If a well-known dog blogger reviews dog food they bought, no disclosure necessary. If they review free dog food acquired through a coupon spit out by the supermarket's computer, no disclosure is necessary. But if the dog food company sends the blogger a free sample based on their review, both the company and the blogger are on the hook if any subsequent review doesn't include that info.
And if they eat that dog food -- because, let's face it, the average blogger makes about 12 cents an hour and that Alpo Chop House Filet Mignon looks mighty tasty -- they must disclose that as well. (Unless they're actually a dog, in which case they fall under the disclosure guidelines created by the ASPCA.)
PC World's Ian Paul notes the same things can apply to anyone commenting on blogs, in forums, and in chat rooms.

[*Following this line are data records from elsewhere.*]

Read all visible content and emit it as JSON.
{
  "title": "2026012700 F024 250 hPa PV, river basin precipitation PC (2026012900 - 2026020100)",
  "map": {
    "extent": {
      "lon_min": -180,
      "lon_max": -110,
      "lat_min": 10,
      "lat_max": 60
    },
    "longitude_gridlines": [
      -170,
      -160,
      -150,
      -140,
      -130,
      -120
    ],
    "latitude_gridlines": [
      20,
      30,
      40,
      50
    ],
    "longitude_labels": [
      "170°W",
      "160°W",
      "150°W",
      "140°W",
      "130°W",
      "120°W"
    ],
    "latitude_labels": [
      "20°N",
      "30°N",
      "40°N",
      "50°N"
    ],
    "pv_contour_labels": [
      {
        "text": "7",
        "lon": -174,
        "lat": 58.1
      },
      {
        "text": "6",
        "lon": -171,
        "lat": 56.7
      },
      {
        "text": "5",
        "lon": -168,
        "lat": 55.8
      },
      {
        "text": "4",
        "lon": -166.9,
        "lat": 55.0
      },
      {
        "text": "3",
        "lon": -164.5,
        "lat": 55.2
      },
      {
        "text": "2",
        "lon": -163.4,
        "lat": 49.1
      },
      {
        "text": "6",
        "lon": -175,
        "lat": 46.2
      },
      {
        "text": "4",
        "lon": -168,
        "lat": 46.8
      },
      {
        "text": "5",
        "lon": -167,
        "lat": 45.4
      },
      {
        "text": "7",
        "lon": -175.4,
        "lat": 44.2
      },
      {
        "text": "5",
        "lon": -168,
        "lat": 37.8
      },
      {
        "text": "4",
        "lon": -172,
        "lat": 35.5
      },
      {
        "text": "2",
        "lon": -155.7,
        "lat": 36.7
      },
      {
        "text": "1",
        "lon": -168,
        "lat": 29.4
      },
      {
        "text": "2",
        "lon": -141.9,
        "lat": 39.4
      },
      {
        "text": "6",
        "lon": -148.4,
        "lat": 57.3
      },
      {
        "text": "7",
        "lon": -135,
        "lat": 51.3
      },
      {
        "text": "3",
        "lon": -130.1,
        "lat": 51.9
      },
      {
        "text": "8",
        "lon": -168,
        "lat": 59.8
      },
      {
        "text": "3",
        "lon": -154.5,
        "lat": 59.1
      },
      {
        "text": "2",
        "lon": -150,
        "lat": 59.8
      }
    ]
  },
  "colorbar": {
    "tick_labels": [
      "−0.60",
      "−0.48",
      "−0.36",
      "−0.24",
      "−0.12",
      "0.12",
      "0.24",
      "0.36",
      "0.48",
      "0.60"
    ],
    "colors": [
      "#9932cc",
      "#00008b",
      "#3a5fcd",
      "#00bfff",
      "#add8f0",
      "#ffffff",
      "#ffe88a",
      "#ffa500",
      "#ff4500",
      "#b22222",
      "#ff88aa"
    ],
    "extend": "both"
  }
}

They apply to employees of a company who become a "fan" of their employer on Facebook or say something nasty about a competitor's product on Yelp.

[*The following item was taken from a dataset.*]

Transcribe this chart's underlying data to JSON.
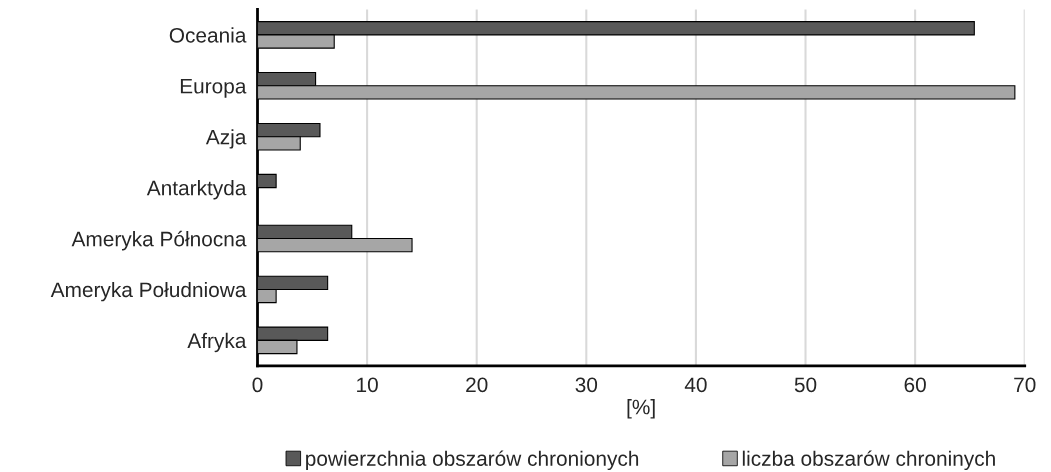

My prediction: In six months the Net will melt down after being overwhelmed by the volume of disclosures that are required. (And, I would like to add, I did not receive any compensation for that endorsement of Alpo Chop House Originals, nor did my dog, Apache.)
According to IDG News, the FTC says the guidelines mainly target advertisers; bloggers themselves are unlikely to get fined, unless they continue to post bogus paid reviews after the FTC has scolded them for it.
Still, better safe than sorry. So here is my full disclosure:
* At various press functions throughout the course of my career, I have consumed 1,237 boiled shrimp (with 157 ounces of cocktail sauce), 112 pounds of smoked salmon, 4,879 crackers, and 32,718 cheese cubes. No money was exchanged for any of these. I would gladly give them all back if I could.
* I have two bankers boxes in my office filled with orphaned AC and DC adapters for gadgets I do not remember ever having in my possession (and because 99 percent of manufacturers do not stamp their logos on them, there's no way to know where they came from). I have another four boxes stuffed with random USB, Ethernet, RJ11, and serial cables. Send me a big pre-paid shipping container -- or possibly a semi-tractor trailer with a driver -- and they're yours.
* I also have a shoe box full of review-unit cell phones I used for a week and forgot to return; they are now too old to do anyone any good, but I'm too embarrassed to send them back and feel too guilty to sell them, give them away, and/or put them in landfill. I'm thinking seriously of just blowing them up. Anybody got any C4 they can spare?